South Asia’s Stricken Presidential Stand
The Pakistan and Sri Lanka stock markets sold off as prime minister Sharif and President Rajapaska respectively tried to hold on to power in the face of opposition attacks and supporter defections. The former’s state oil company stake offering was further delayed but the IMF is due to release the next $1 billion tranche despite the setbacks and missed central bank deficit financing and foreign reserve targets. GDP growth flagged the past quarter on export and manufacturing weakness but a 50 basis point benchmark interest rate drop and lower oil prices should return it to 4 percent on high single-digit inflation. The budget deficit improved to 5 percent of GDP but tax revenue barely budged as collection overhaul hit administrative and legal roadblocks. In the balance of payments the small current account gap has been offset by a 15 percent remittance rise and another portfolio inflow from a reopened sovereign bond bringing reserves toward $10 billion as the currency settles at 100/dollar. Clerical critics of the administration have pulled back as party adversary Khan continues his campaign on claims of election fraud and inadequate electricity and security. In next-door Afghanistan the Taliban have resumed suicide bombings against military and aid installations following establishment of the new leadership there with technocrat President Ghani in charge. The former World Bank executive has stressed project implementation and anti-corruption with donors and has promised to punish perpetrators of the Kabul Bank collapse and promote delayed commodity joint ventures. Sri Lanka, which has spurned both the IMF and UN after it claimed civil war human rights abuses was surprised as the President called elections two year ahead of schedule and then was challenged by a former cabinet ally over his family’s far-reaching control. Construction, tourism agriculture and textiles sustain 7.5 percent growth and inflation has come down to 5 percent as the central bank throttles margin credit. With poll spending the budget gap may again blow out to over 5 percent of GDP as the trade deficit will shrink on declining energy imports. The President’s 60 percent landslide after defeating the Tamil rebels will not be repeated, but legitimate political rivals have been silenced or arrested and the exercise may not be valid in the absence of international observer involvement.
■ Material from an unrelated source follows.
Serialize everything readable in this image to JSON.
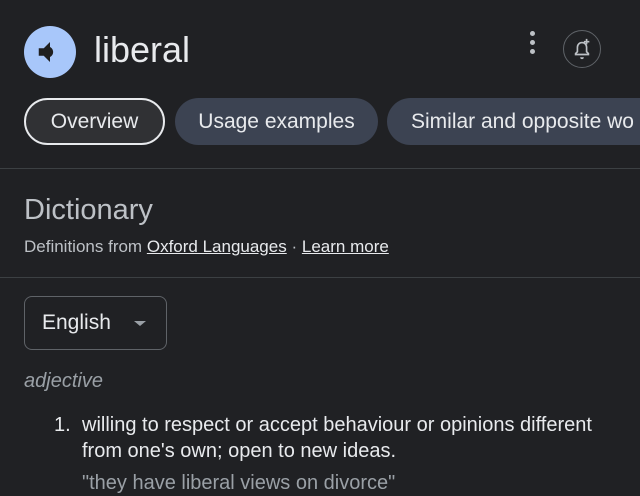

In Mongolia in contrast a no-confidence parliamentary vote sent the prime minister packing to the relief of foreign investors decrying too harsh a line toward the next $5 billion phase of the OT mine, which may now start in the first quarter of 2015. The chief executive of Rio Tinto’s operation running the project also resigned for a clean slate as the pace of economic overheating has dwindled. Credit growth is still above 20 percent but half the early year level on 15 percent inflation and a 10 percent of GDP current account hole. A Chinese swap arrangement intends to keep reserves at the critical three months import minimum in a belated stand.